Singapore Expats

Seventh-Month Superstitions in Singapore

The seventh month in Singapore is a truly special one. It does not refer to July but rather, the August to September period when the seventh lunar month generally occurs. And unlike the other lunar months, the seventh also goes by a different name: Ghost Month.

The Ghost Month, also referred to as the Hungry Ghost Festival, is a period in which all spirits are released from the netherworld into the human realm. It is unlike Halloween, an increasingly secular celebration which has moved away from pagan roots, and unlike the Japanese Obon festival or the Chinese Qingming festivals which allow people to pay their respects to deceased ancestors. During the Ghost Month, people remember the dead, be they young or old, and alleviate their suffering through the giving of food offerings and the burning of joss sticks and joss papers.

During the seventh month, many strange and curious sights may be seen in Singapore. Silver and gold papers freckle across the landscape everywhere and an ever-present scent of smoke lingers in the air. Red candles line roadside pavements and fires are left to flicker in tarnished bins throughout the night. People pay their respects to the dead in public by burning incense and holding glitzy concerts at unholy volumes. Despite the modernity of the lion city, Chinese superstitions are still a large part of the local Chinese culture, and these ideas exert a great influence over much of the Chinese population during the seventh month.

Here are a few of the most commonly-believed superstitions:

  1. Do not make major decisions

The seventh month is considered inauspicious, and many are leery of making major life decisions during this period. Whether you’re thinking of relocating, holding a wedding, or making a major investment, a common belief is to avoid doing so or making any kind of major financial decision during this period as the outcome will not be favourable to you.

  1. Do not take home free food you find lying on the streets

The Hungry Ghost Festival is eponymous with scores of starving spirits that have just been released from hell for a month’s respite from their starvation. Food offerings such as cake, fruits and meat are left at shrines and also out by the roadside to sate the hunger of these spirits. No matter how tempting the array of foods left at the shrines, taking these offerings could incur the wrath of the spirits and bring misfortune upon you.
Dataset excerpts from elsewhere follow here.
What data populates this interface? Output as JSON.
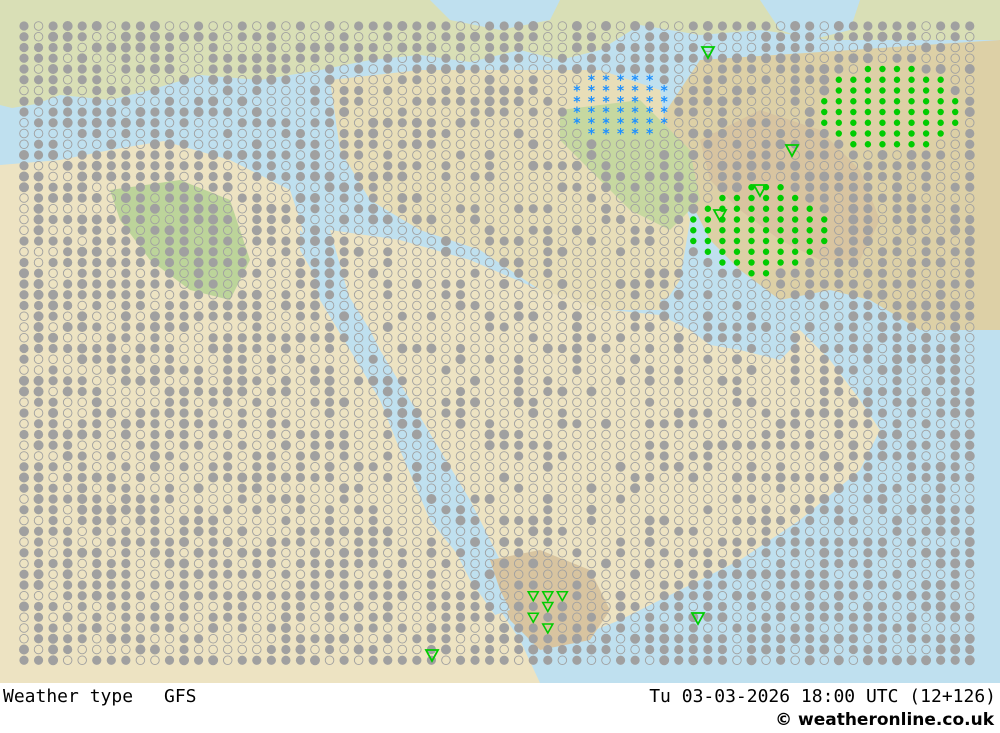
{
  "footer": {
    "title": "Weather type",
    "model": "GFS",
    "valid": "Tu 03-03-2026 18:00 UTC (12+126)",
    "credit_symbol": "©",
    "credit": "weatheronline.co.uk"
  },
  "colors": {
    "sea": "#bfe0ef",
    "land_desert": "#ede3c2",
    "land_green": "#bcd49a",
    "land_hills": "#d8c4a0",
    "rain": "#00cc00",
    "snow": "#1e90ff",
    "cloud": "#a0a0a0"
  },
  "symbols": {
    "overcast": "filled-circle",
    "partly_cloudy": "half-circle",
    "clear": "open-circle",
    "rain": "green-dot",
    "showers": "green-triangle",
    "snow": "blue-asterisk"
  }
}
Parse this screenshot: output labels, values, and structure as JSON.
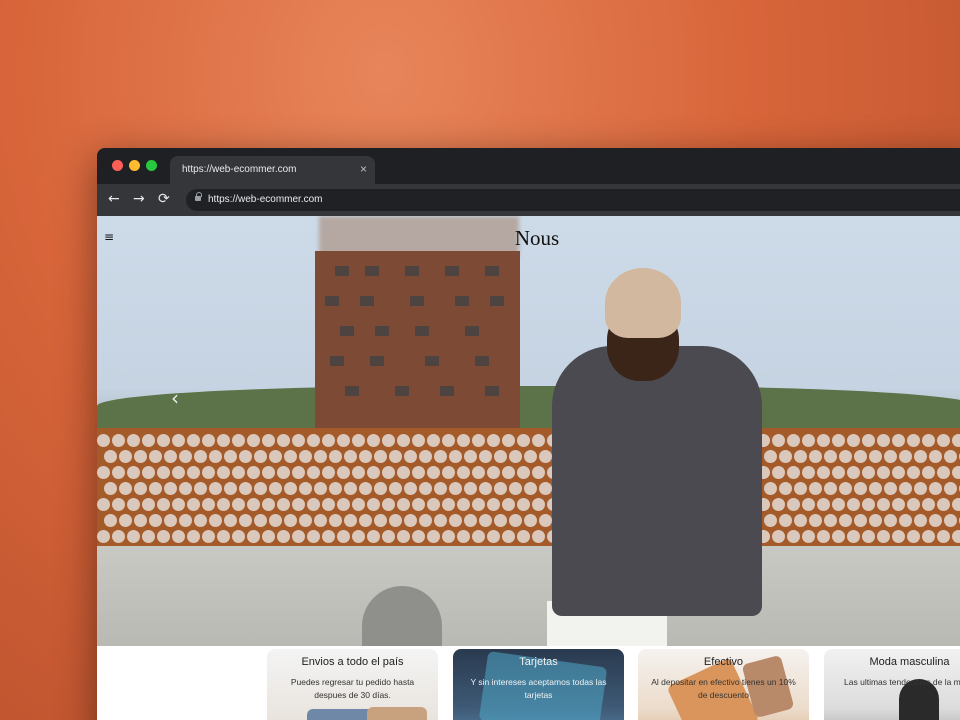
{
  "browser": {
    "tab_title": "https://web-ecommer.com",
    "tab_close": "×",
    "url": "https://web-ecommer.com",
    "back_icon": "←",
    "forward_icon": "→",
    "reload_icon": "⟳"
  },
  "site": {
    "brand": "Nous",
    "menu_icon": "≡",
    "slider_prev_icon": "‹"
  },
  "cards": [
    {
      "title": "Envios a todo el país",
      "desc": "Puedes regresar tu pedido hasta despues de 30 días."
    },
    {
      "title": "Tarjetas",
      "desc": "Y sin intereses aceptamos todas las tarjetas"
    },
    {
      "title": "Efectivo",
      "desc": "Al depositar en efectivo tienes un 10% de descuento"
    },
    {
      "title": "Moda masculina",
      "desc": "Las ultimas tendencias de la moda"
    }
  ],
  "colors": {
    "background": "#d8653a",
    "browser_chrome": "#1f2023",
    "accent": "#a55a2a"
  }
}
  1. Do not tread on offerings

It’s not just food that’s left out for the ghosts. Red candles, usually lined up considerately at pavement edges, are a common sight. Papier-mâché cars, houses and iPhones also seem to be going up in flames everywhere. Believing that loved ones receive money and material goods when one burns paper representations of these items, the gifting of offerings is especially popular during the seventh month where the dead come out to play. Unfortunately, these are usually left on the ground and are easy to step on, especially at night. Many horror stories begin with an ill-fated pedestrian who finds himself stalked by the unhappy denizens of the netherworld after this fatal misstep. If you do tread on any offerings by mistake, apologise aloud and walk on.

  1. Do not stay out late at night

Whether we’re talking about Asian or Western spirits, many people believe that ghosts tend to appear at night. Whether their presence is simply more noticeable due to the decrease in human traffic and activity at night, or whether they grow in strength as the hour grows late is debatable. In Chinese belief, spirits are bolstered by yin energy—energy that is associated with the night, the moon, and the feminine. During the Hungry Ghost Festival, avoid staying out late and you might lower your chances of meeting one of them.

  1. Do not sit in the first row at a getai

During the seventh month, numerous performance stages pop up in empty fields all around Singapore where concerts are held into the late hours of the night. Traditional puppet shows and Chinese opera performances had used to dominate these stage acts, but these days, popular Chinese and Hokkien songs are performed by singers and dancers in glittery costumes on vibrantly-coloured stages. Though the appreciation of the human audience is of course appreciated by the singers, the getai is intended for the entertainment of the dead, and as such, the best seats in the house, i.e. the first one or two rows of chairs right in front of the stage, are traditionally reserved for the spirit audience. Even if you scoff at the idea, it’s polite to stay away from these chairs to show your respect for these cultural beliefs.